Cluster Mode Disabled vs Enabled
Cluster Mode also allows for more flexibility when designing new workloads with unknown storage requirements or heavy write activity. In a read-heavy workload, one can scale a single shard by adding read replicas, up to five, but a write-heavy workload can benefit from additional write endpoints when cluster mode is enabled.
Source: AWS: Redis (Cluster Mode Disabled) vs. Redis (Cluster Mode Enabled)
Features
Geospatial on Amazon ElastiCache for Redis
Amazon ElastiCache for Redis offers purpose-built in-memory data structures and operators to manage real-time geospatial data at scale and speed. You can use ElastiCache for Redis to add location-based features such as drive time, drive distance, and points of interests to your applications. Learn how to build a geospatial application with ElastiCache for Redis.
Example of how to store geospatial information
const redis = require('redis');
// first, we connect to our Redis cluster
var client = redis.createClient({
host: ELASTICACHE_HOST,
port: ELASTICACHE_PORT
});
// next, we can store the user's most recent location
client.send_command('GEOADD',
[ 'public-bikes:stations',
latitude,
longitude,
stationId ], (error, reply) => {
client.quit();
if (error) { ... }
else { ... }
});
Source: Amazon ElastiCache for Redis
Use ElastiCache to maintain user sessions
Q: An IT company uses a blue/green deployment policy to provision new Amazon EC2 instances in an Auto Scaling group behind a new Application Load Balancer for each new application version. The current set up requires the users to log in after every new deployment. What will you do to solve the issue?
A: To address scalability and to provide a shared data storage for sessions, using ElastiCache can be accessed from any individual web server, you can abstract the HTTP sessions from the web servers themselves. (The benefit to decouple the caching part.)
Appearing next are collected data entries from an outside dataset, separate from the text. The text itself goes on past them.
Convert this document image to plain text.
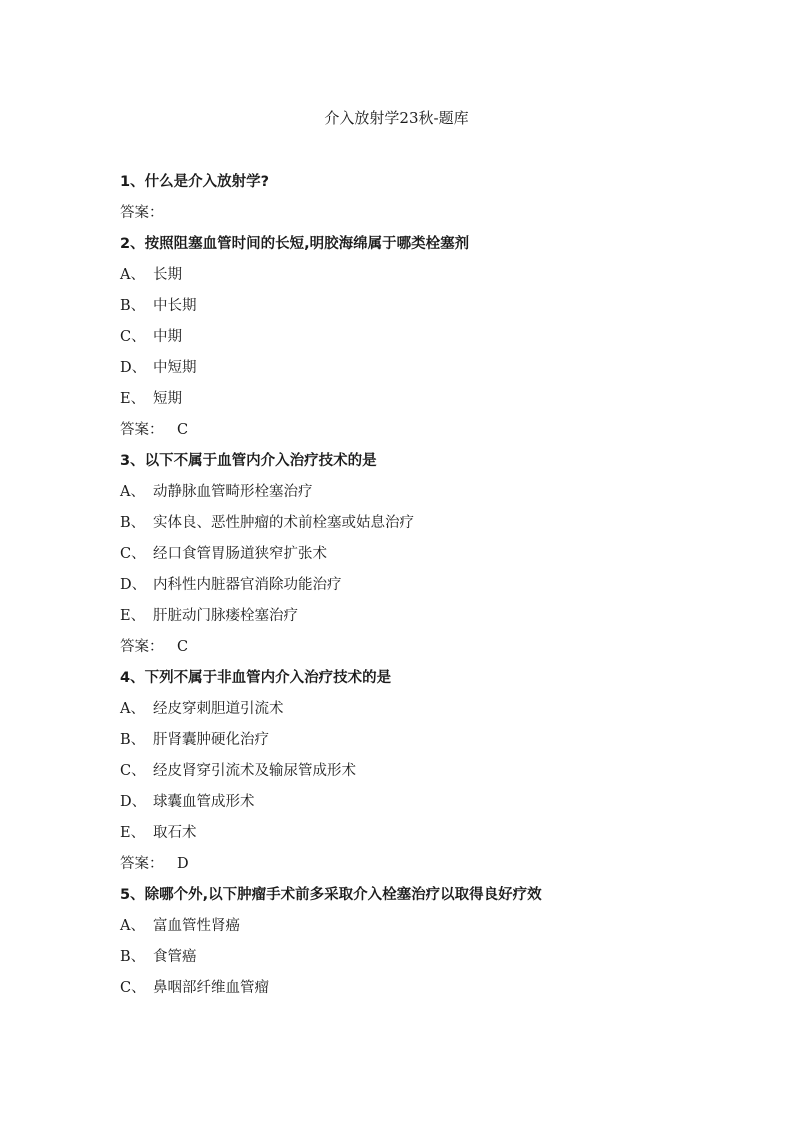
介入放射学23秋-题库
1、什么是介入放射学?
答案：
2、按照阻塞血管时间的长短,明胶海绵属于哪类栓塞剂
A、 长期
B、 中长期
C、 中期
D、 中短期
E、 短期
答案： C
3、以下不属于血管内介入治疗技术的是
A、 动静脉血管畸形栓塞治疗
B、 实体良、恶性肿瘤的术前栓塞或姑息治疗
C、 经口食管胃肠道狭窄扩张术
D、 内科性内脏器官消除功能治疗
E、 肝脏动门脉瘘栓塞治疗
答案： C
4、下列不属于非血管内介入治疗技术的是
A、 经皮穿刺胆道引流术
B、 肝肾囊肿硬化治疗
C、 经皮肾穿引流术及输尿管成形术
D、 球囊血管成形术
E、 取石术
答案： D
5、除哪个外,以下肿瘤手术前多采取介入栓塞治疗以取得良好疗效
A、 富血管性肾癌
B、 食管癌
C、 鼻咽部纤维血管瘤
Source: AWS: Session Management
As the Application Load Balancer itself is replaced on each new deployment, so maintaining sticky sessions via the Application Load Balancer will not work.
Redis VS Memcached
Amazon ElastiCache supports both Memcached and Redis as in-memory caching engines. Each has its own use cases and reasons for implementation:
Memcached:
- Use Cases: Memcached is ideal for use cases that require simple and fast caching of frequently accessed data. It's suited for scenarios where data does not need to be persisted long-term, and cache eviction can be managed based on Least Recently Used (LRU) principles.
- Reasons: Memcached offers high-speed, low-latency caching, making it well-suited for applications that require rapid data retrieval, such as session caching, real-time analytics, and temporary data storage.
Redis:
- Use Cases: Redis is versatile and suits a wide range of use cases, including caching, real-time analytics, session management, and more. Its advanced features, like data persistence, data structures, and publish/subscribe capabilities, make it suitable for more complex caching needs and scenarios requiring data manipulation.
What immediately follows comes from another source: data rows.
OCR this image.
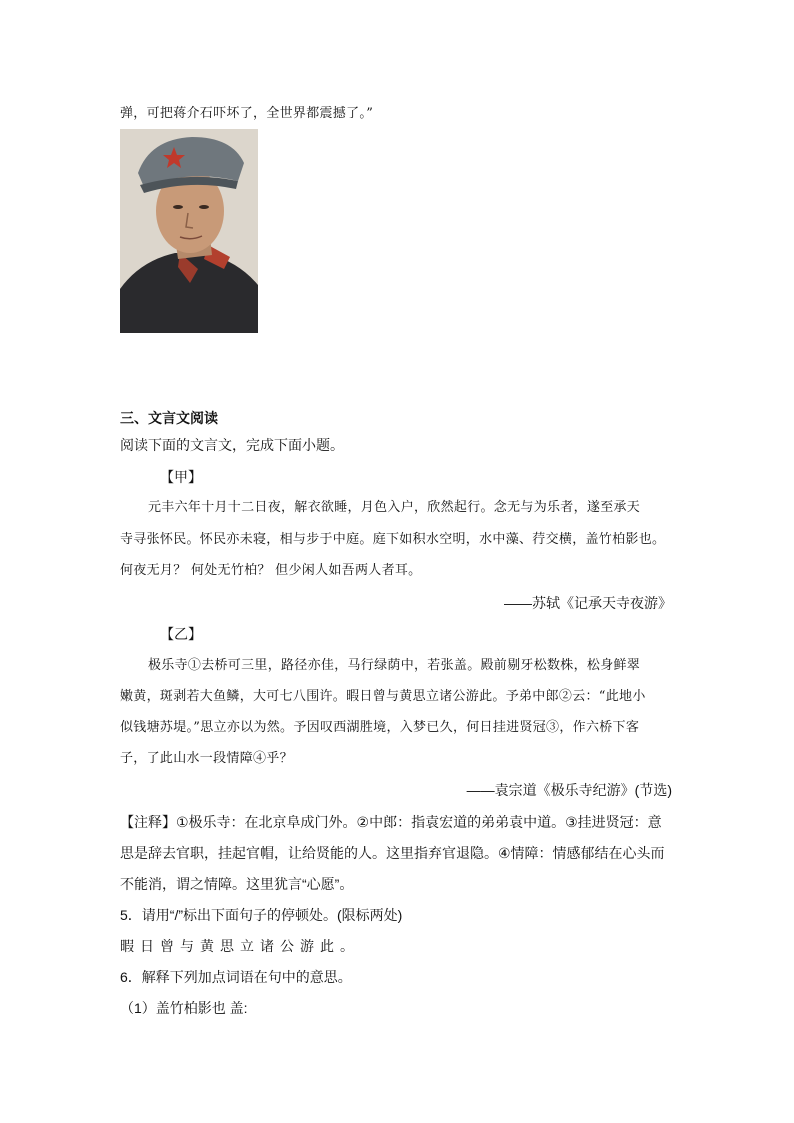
弹，可把蒋介石吓坏了，全世界都震撼了。”
三、文言文阅读
阅读下面的文言文，完成下面小题。
【甲】
元丰六年十月十二日夜，解衣欲睡，月色入户，欣然起行。念无与为乐者，遂至承天
寺寻张怀民。怀民亦未寝，相与步于中庭。庭下如积水空明，水中藻、荇交横，盖竹柏影也。
何夜无月？ 何处无竹柏？ 但少闲人如吾两人者耳。
——苏轼《记承天寺夜游》
【乙】
极乐寺①去桥可三里，路径亦佳，马行绿荫中，若张盖。殿前剔牙松数株，松身鲜翠
嫩黄，斑剥若大鱼鳞，大可七八围许。暇日曾与黄思立诸公游此。予弟中郎②云：“此地小
似钱塘苏堤。”思立亦以为然。予因叹西湖胜境，入梦已久，何日挂进贤冠③，作六桥下客
子，了此山水一段情障④乎？
——袁宗道《极乐寺纪游》(节选)
【注释】①极乐寺：在北京阜成门外。②中郎：指袁宏道的弟弟袁中道。③挂进贤冠：意
思是辞去官职，挂起官帽，让给贤能的人。这里指弃官退隐。④情障：情感郁结在心头而
不能消，谓之情障。这里犹言“心愿”。
5．请用“/”标出下面句子的停顿处。(限标两处)
暇日曾与黄思立诸公游此。
6．解释下列加点词语在句中的意思。
（1）盖竹柏影也 盖:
- Reasons: Redis provides richer data types, supports more advanced caching strategies, and can be used for both caching and as a data store. Its persistence options, including snapshots and AOF (Append-Only File), enable data durability and recovery, making it a choice for applications that need both caching and data persistence.
- Highlights
- Multi-AZ failover
In summary, choose Memcached for straightforward(simplest model), high-speed caching where data persistence is not a primary concern, and select Redis when you need a more versatile caching solution with advanced data structures, persistence options, and additional features beyond caching.